2025 film by Rowan Athale

Giant is a 2025 biographical sports drama film written and directed by Rowan Athale, based on the relationship between boxer Naseem Hamed and his trainer Brendan Ingle. It stars Amir El-Masry as Hamed and Pierce Brosnan as Ingle.

A British and American co-production, the film premiered at the 2025 BFI London Film Festival, and was released in the United Kingdom on January 9, 2026 to mixed reviews.

==Production==
===Development===
The film is written and directed by Rowan Athale. AGC Studios were in development on the project in 2020. It was moving forward in January 2023, with Paddy Considine and Mena Massoud set to star.

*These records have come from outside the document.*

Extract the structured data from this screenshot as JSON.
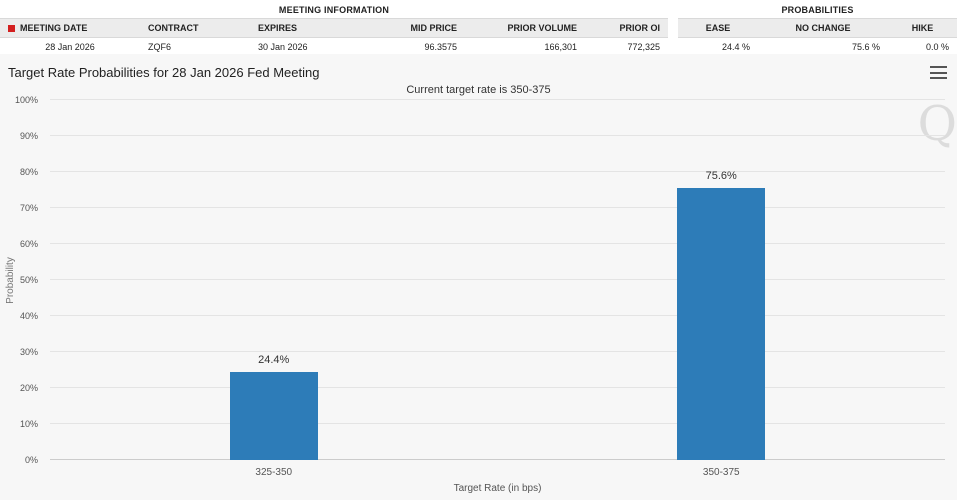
{
  "meeting_information": {
    "title": "MEETING INFORMATION",
    "columns": [
      "MEETING DATE",
      "CONTRACT",
      "EXPIRES",
      "MID PRICE",
      "PRIOR VOLUME",
      "PRIOR OI"
    ],
    "values": [
      "28 Jan 2026",
      "ZQF6",
      "30 Jan 2026",
      "96.3575",
      "166,301",
      "772,325"
    ]
  },
  "probabilities": {
    "title": "PROBABILITIES",
    "columns": [
      "EASE",
      "NO CHANGE",
      "HIKE"
    ],
    "values": [
      "24.4 %",
      "75.6 %",
      "0.0 %"
    ]
  },
  "chart": {
    "title": "Target Rate Probabilities for 28 Jan 2026 Fed Meeting",
    "subtitle": "Current target rate is 350-375",
    "watermark": "Q"
  },
  "chart_data": {
    "type": "bar",
    "categories": [
      "325-350",
      "350-375"
    ],
    "values": [
      24.4,
      75.6
    ],
    "value_labels": [
      "24.4%",
      "75.6%"
    ],
    "title": "Target Rate Probabilities for 28 Jan 2026 Fed Meeting",
    "subtitle": "Current target rate is 350-375",
    "xlabel": "Target Rate (in bps)",
    "ylabel": "Probability",
    "ylim": [
      0,
      100
    ],
    "ytick_step": 10,
    "ytick_suffix": "%",
    "grid": true,
    "legend": false,
    "bar_color": "#2d7cb8"
  }
}
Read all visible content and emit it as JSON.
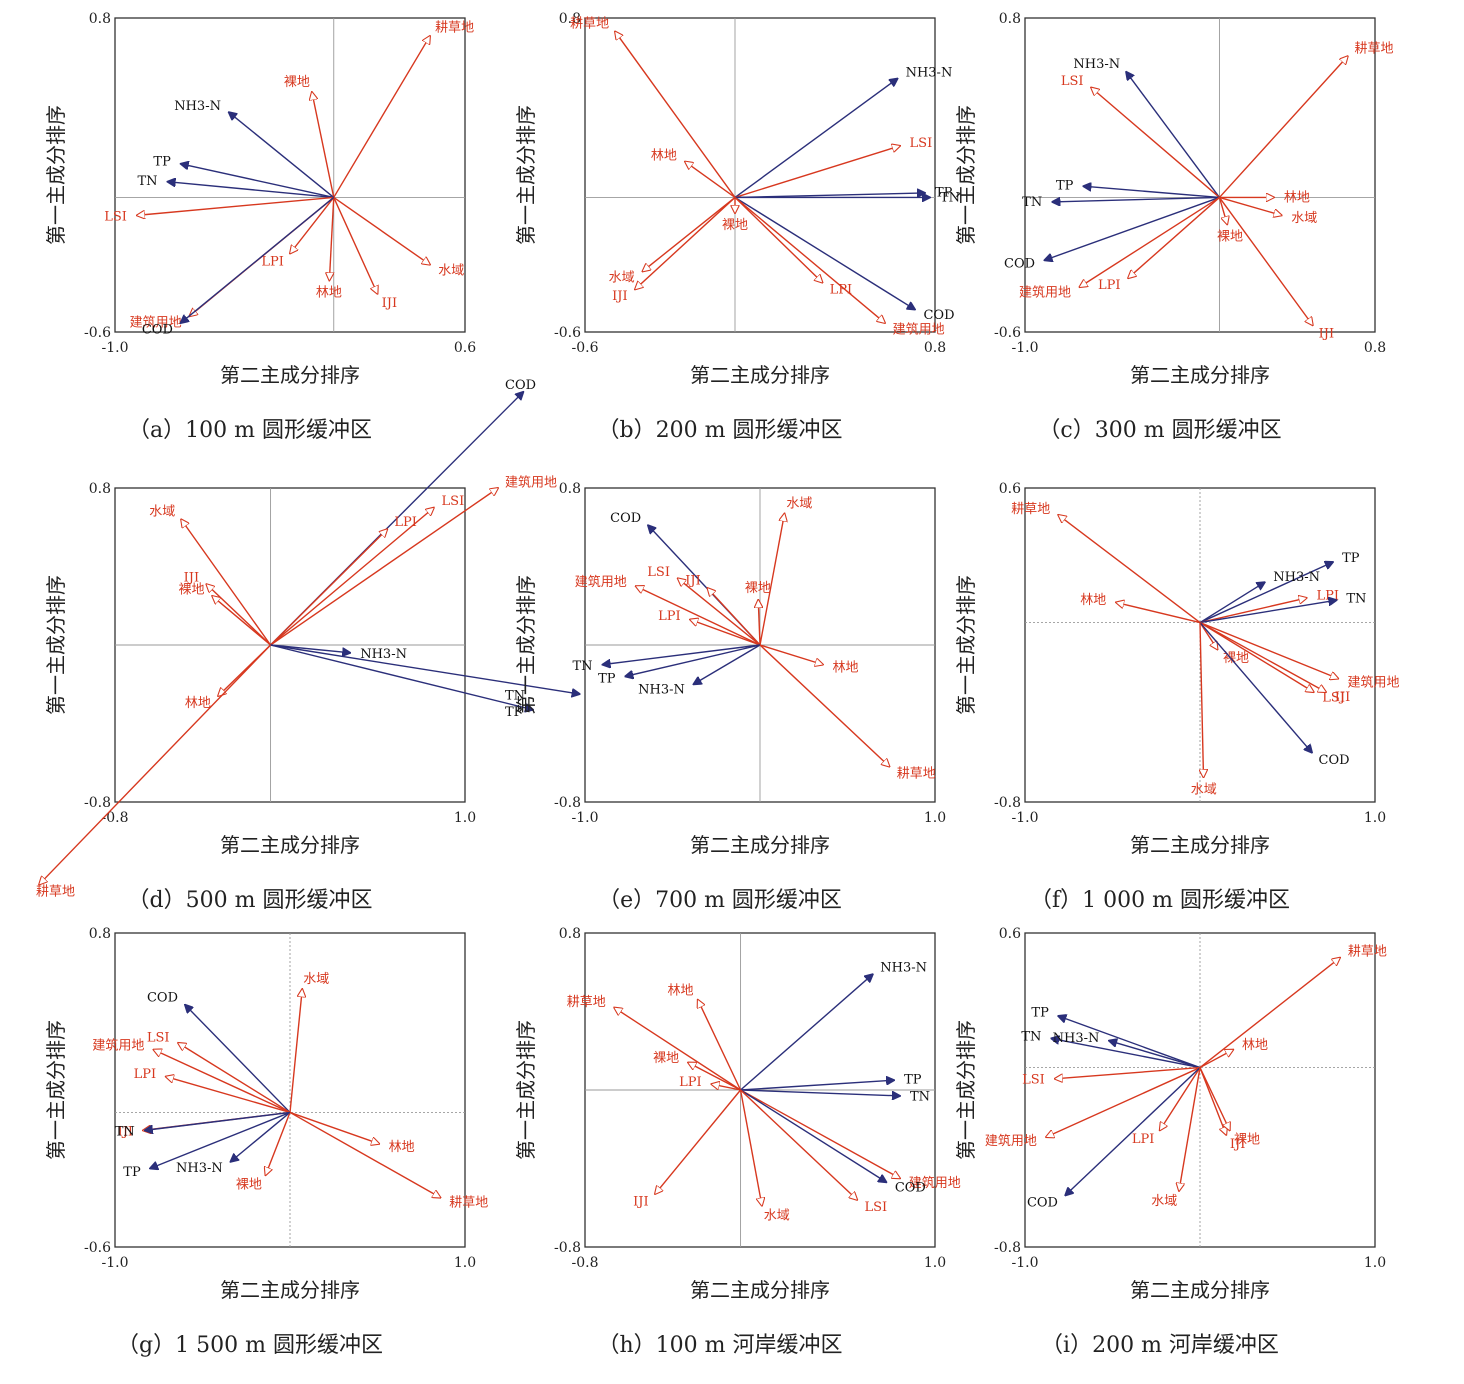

Sylvester Stallone and Braden Aftergood are among the executive producers through Balboa Productions. It is produced by Mark Lane of Tea Shop Productions and Kevin Sampson of White Star Productions. AGC Studios and BondIt Media Capital are financing the film. AGC chairman and CEO Stuart Ford will also produce.

===Casting===
In April 2024, Amir El-Masry and Pierce Brosnan were cast as Prince Naseem and his coach Brendan Ingle. Later that month, Katherine Dow Blyton, Austin Haynes, Rocco Haynes and Arian Nik joined the cast.

===Filming===
Principal photography began in Leeds in April 2024. First look images from the set were reported in April 2024, showing Brosnan in character.

==Release==
===Theatrical===
Giant premiered at the 2025 BFI London Film Festival. The film was released in the United Kingdom on January 9, 2026. It was released in the United States by Vertical on May 22, 2026.

== Reception ==
=== Critical response ===
On the review aggregator Rotten Tomatoes, the film holds an approval rating of 57% based on reviews from 23 critics. Metacritic, which uses a weighted average, assigned the film a score of 50 out of 100, based on six critics, indicating "mixed or average".

===Subject's response===
Hamed stated that the film was fictional and did not accurately represent true events, in particular the breakdown of his relationship with Brendan Ingle. He also stated that the movie was portrayed more so from Ingle's perspective and not just his own. According to Hamed, he had no involvement or input during the production, only viewing it after completion. He said "although the film was 'difficult to watch', how can I not back it? It just put a smile on my face. It didn't go full out to how I would have wanted because there was none of my input, but thank God, it's nice when they do a movie you about you though, innit?" Hamed planned to release his own documentary series to present his side of the story, with Mark Wahlberg interested in being involved.